Sometimes big engines come in small packages. Just ask Nation Ford freshman Katie Pou.
At age 14, Pou has the stature of a Mini-Cooper, but with a Corvette engine inside. She has won every race she has competed in this season taking home several titles, including the Wendy’s Invitational, the York County Meet and the Region IV title just to name a few. She has done all this very handily, winning by minutes — not seconds — ahead of the competition.
Heading into the 5A state cross-country meet this Saturday at the Sandhills Research Center in Columbia, Pou is on the verge of becoming just the second cross-country state champion at the school and the first female to do it. However, it won’t be without competition as Riverside’s Jessica Crowley is the only one in 5A that has put up a time close to what Pou has at 18:05 in the 5,000-meters.
One issue that might give Pou an edge at the state championship meet is her mental maturity. Despite being just 14, Pou seems cognitively ahead of the field.
“For her to be as mature as she is as a freshman obviously helps,” said Falcons’ head cross-county coach Jake Brenner.
“Obviously, there is talent there. I have never seen anyone like her, freshman or otherwise. You can almost set your watch to her when she has a target time. She is consistent and she is driven. That mental maturity pushes her through workouts. Her mental toughness is something I have never seen before.”
Running competitively for only the past two seasons, Pou has elevated her training and game to pull away from the competition in more ways than one. Pou started running competitively as a seventh-grader after dabbling in other sports.
“I played soccer most of the time in elementary school and I tried tennis and golf and other sports, but one day my dad convinced me to go running with him and after that we started to go running together more often,” she said. “I really enjoy the sport and I have stuck with it the past couple of years.”
Pou said she enjoys competitive running and not just the aspect of beating others, but the behind the scenes stuff that people don’t see or find as glorious as racing the clock and other runners.
“It is a sport that pushes me and motivates me to really do better,” she said. “It is a sport I enjoy and am passionate about. I really enjoy all aspects of running.
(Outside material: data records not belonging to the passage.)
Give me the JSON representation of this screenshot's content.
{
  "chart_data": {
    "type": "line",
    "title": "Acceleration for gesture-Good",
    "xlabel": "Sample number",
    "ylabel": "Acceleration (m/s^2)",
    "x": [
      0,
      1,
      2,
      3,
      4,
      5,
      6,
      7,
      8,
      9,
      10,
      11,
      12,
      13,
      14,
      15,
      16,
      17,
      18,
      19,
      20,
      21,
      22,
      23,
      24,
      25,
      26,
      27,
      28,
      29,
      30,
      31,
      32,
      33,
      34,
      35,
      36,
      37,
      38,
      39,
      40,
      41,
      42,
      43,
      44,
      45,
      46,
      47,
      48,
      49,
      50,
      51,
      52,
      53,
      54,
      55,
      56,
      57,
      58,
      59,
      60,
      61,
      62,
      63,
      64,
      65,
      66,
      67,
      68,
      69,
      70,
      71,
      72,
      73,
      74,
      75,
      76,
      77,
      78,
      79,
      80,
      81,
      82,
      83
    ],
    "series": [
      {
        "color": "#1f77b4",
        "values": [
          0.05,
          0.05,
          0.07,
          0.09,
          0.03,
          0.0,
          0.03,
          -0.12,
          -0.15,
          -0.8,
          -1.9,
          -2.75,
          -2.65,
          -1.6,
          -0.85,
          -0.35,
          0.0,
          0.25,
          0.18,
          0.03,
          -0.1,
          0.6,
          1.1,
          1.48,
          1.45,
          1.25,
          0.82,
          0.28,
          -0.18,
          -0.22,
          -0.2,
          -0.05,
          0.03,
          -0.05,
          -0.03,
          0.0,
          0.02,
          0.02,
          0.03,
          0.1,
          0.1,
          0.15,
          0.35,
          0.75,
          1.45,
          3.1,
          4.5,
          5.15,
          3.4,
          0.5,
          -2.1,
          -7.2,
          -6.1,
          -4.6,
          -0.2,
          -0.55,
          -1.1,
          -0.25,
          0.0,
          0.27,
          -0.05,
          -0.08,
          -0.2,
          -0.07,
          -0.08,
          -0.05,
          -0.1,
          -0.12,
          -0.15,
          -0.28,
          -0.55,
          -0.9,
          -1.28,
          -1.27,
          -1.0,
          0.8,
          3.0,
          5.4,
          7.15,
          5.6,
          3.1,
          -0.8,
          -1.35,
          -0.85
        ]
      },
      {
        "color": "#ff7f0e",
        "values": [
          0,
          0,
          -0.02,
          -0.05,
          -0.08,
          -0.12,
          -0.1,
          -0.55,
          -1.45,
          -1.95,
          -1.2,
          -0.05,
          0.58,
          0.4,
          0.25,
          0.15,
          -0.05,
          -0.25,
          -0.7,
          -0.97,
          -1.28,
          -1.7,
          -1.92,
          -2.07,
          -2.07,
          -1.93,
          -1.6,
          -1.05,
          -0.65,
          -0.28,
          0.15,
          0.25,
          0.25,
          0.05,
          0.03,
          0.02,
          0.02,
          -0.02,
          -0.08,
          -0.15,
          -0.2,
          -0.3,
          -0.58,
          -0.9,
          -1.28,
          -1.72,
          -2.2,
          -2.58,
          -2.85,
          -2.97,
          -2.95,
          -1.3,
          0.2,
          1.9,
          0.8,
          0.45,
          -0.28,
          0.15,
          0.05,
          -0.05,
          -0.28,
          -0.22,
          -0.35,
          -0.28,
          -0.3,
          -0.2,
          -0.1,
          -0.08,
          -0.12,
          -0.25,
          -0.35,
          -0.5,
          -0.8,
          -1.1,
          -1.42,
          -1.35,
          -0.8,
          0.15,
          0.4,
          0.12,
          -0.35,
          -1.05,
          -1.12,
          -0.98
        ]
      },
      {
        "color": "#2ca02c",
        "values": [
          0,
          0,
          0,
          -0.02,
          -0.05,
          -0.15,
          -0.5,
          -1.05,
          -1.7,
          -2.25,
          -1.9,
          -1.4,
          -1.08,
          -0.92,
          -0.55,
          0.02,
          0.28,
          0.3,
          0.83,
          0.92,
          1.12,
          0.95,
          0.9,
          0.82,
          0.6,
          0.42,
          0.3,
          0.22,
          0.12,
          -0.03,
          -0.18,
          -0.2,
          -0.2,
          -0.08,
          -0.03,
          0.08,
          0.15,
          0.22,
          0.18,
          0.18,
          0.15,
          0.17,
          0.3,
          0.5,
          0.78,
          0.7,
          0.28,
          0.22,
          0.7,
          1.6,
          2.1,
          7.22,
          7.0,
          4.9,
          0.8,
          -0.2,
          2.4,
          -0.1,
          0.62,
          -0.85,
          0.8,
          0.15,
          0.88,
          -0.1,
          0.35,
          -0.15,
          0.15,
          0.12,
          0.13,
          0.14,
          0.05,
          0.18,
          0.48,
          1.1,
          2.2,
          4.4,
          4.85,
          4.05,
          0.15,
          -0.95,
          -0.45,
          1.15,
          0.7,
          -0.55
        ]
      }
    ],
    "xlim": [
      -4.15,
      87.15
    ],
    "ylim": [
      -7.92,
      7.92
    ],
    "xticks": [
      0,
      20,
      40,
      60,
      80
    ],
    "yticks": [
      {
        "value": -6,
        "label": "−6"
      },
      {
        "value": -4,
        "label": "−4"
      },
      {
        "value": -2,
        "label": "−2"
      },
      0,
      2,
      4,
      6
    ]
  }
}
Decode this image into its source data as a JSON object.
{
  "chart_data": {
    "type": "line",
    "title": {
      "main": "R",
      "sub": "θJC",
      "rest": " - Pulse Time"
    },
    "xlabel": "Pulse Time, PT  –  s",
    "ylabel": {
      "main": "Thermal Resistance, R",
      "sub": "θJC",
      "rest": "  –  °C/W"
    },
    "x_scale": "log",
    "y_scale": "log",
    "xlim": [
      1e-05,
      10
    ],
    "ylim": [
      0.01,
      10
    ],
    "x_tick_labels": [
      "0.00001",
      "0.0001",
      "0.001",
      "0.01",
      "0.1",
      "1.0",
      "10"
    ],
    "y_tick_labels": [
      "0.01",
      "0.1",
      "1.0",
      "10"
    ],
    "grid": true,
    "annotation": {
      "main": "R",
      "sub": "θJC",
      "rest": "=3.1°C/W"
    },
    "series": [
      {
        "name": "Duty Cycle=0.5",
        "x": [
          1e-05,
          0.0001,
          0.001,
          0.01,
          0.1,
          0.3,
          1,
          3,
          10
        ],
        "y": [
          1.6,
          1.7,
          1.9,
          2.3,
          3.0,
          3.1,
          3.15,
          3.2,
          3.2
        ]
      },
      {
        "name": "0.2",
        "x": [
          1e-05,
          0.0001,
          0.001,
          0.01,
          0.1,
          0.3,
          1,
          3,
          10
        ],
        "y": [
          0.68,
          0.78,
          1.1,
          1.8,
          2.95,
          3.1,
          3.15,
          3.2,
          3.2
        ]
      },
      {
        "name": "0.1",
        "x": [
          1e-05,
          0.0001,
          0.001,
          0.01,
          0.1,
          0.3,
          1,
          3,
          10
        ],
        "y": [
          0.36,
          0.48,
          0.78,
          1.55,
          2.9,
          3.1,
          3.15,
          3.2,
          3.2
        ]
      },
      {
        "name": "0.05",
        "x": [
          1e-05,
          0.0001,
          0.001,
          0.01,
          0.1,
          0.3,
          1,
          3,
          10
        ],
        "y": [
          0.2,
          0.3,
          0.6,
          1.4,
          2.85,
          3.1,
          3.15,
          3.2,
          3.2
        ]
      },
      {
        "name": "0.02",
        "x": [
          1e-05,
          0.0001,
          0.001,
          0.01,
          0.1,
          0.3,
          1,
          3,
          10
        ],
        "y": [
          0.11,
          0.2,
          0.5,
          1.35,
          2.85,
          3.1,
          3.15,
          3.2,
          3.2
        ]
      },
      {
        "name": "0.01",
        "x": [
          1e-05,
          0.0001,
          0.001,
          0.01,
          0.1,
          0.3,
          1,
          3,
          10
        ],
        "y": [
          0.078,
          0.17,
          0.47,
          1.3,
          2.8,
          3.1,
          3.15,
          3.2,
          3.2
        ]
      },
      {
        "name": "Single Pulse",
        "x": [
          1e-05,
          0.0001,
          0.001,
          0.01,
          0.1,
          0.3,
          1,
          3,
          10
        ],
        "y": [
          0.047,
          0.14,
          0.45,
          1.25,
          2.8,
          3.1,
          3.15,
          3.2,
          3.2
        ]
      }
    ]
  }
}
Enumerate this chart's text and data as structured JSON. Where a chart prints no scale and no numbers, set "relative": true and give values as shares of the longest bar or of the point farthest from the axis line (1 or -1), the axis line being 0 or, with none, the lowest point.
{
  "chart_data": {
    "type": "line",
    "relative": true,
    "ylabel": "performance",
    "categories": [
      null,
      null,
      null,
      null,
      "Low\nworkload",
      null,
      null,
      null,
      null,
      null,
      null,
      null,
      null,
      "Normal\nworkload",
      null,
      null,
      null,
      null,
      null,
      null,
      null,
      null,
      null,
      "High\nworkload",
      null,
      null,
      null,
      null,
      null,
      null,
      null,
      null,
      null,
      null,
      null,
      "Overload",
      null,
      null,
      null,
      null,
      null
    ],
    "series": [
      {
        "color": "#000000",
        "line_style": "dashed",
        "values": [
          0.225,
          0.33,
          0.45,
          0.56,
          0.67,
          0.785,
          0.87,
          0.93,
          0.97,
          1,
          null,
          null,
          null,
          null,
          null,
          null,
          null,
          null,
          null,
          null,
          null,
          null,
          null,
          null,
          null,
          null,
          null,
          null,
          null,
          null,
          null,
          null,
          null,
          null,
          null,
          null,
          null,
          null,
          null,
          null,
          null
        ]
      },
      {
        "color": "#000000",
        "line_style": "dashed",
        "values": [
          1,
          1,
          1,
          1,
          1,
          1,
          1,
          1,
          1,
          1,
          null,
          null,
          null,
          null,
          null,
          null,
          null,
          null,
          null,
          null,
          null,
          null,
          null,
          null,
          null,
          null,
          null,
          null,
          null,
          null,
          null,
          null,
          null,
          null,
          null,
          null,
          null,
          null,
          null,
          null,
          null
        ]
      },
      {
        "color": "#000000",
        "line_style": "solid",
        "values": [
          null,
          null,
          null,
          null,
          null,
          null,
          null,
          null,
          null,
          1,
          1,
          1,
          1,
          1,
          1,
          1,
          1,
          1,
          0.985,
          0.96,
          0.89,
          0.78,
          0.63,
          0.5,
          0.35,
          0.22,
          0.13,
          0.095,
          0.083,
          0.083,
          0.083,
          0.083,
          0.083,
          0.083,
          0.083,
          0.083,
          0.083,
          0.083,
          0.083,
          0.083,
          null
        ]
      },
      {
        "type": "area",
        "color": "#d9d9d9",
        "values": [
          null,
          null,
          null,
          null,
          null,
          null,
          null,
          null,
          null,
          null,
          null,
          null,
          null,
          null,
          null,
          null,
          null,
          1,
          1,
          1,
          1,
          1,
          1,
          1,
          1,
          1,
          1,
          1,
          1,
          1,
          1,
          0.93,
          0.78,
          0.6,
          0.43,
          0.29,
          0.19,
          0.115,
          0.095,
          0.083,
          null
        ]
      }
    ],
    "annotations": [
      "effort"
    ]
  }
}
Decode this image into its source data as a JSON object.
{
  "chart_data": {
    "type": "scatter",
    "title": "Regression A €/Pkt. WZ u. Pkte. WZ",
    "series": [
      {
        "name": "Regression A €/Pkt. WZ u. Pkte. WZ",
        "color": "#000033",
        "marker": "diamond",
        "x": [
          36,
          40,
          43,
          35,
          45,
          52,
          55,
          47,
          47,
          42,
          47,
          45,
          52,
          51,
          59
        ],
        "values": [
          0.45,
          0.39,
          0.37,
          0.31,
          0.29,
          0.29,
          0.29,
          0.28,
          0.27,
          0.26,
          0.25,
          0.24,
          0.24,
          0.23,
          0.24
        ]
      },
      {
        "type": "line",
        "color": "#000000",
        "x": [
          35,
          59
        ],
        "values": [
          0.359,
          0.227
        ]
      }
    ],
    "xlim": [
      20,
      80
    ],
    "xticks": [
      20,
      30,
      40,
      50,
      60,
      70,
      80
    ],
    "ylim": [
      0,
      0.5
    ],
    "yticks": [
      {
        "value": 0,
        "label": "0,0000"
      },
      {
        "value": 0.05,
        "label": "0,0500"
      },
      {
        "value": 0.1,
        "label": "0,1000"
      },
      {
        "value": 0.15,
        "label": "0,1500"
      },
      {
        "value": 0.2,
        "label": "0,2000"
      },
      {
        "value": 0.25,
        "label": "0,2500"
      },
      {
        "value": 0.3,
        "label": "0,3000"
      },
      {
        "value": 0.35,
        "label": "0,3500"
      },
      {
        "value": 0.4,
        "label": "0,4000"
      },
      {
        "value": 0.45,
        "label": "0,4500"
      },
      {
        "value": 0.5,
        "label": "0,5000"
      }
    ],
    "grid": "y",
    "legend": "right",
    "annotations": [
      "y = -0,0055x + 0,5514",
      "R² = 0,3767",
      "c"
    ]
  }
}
I enjoy the practice, putting in the hard work, the time and effort and doing the little things so you can improve over time.”
Pou has had some injuries such as shin splints and hip pain she has had to work through.
“It was tough for me mentally, but I learned to push through it and that has helped to keep me motivated in running and get better over time,” she said. “I focused a lot on taking care of the little things such as stretching and icing and taking care of myself.”
In a typical week, Pou usually pounds out 25 to 30 miles in training, sometimes more, she said. The little things have helped Pou win this year, she said.
“This year I started a little earlier in training,” she said. “I have done more mileage. I have been more consistent on my workouts and my training.”
Pou also runs track and had more speed related training going into the season, which she felt helped her to prepare for the cross-country season.
That work has paid off in victories in which she finished as much as three or four minutes ahead of the second place runner.
“I am going to see what I can do,” she said about the state meet. “I am going to push myself. My goal is to be in the top spot at the state.”
Brenner feels that Pou has a shot to win the state title.
“She hasn’t been pushed yet this year,” he said.
“That is what we are looking to do. She is a competitor and I think he she is itching to be pushed. I am excited to see what she can do when she is pushed. I think she has it in the back of her mind that if this kid is going to push me, than I need to push myself even harder.”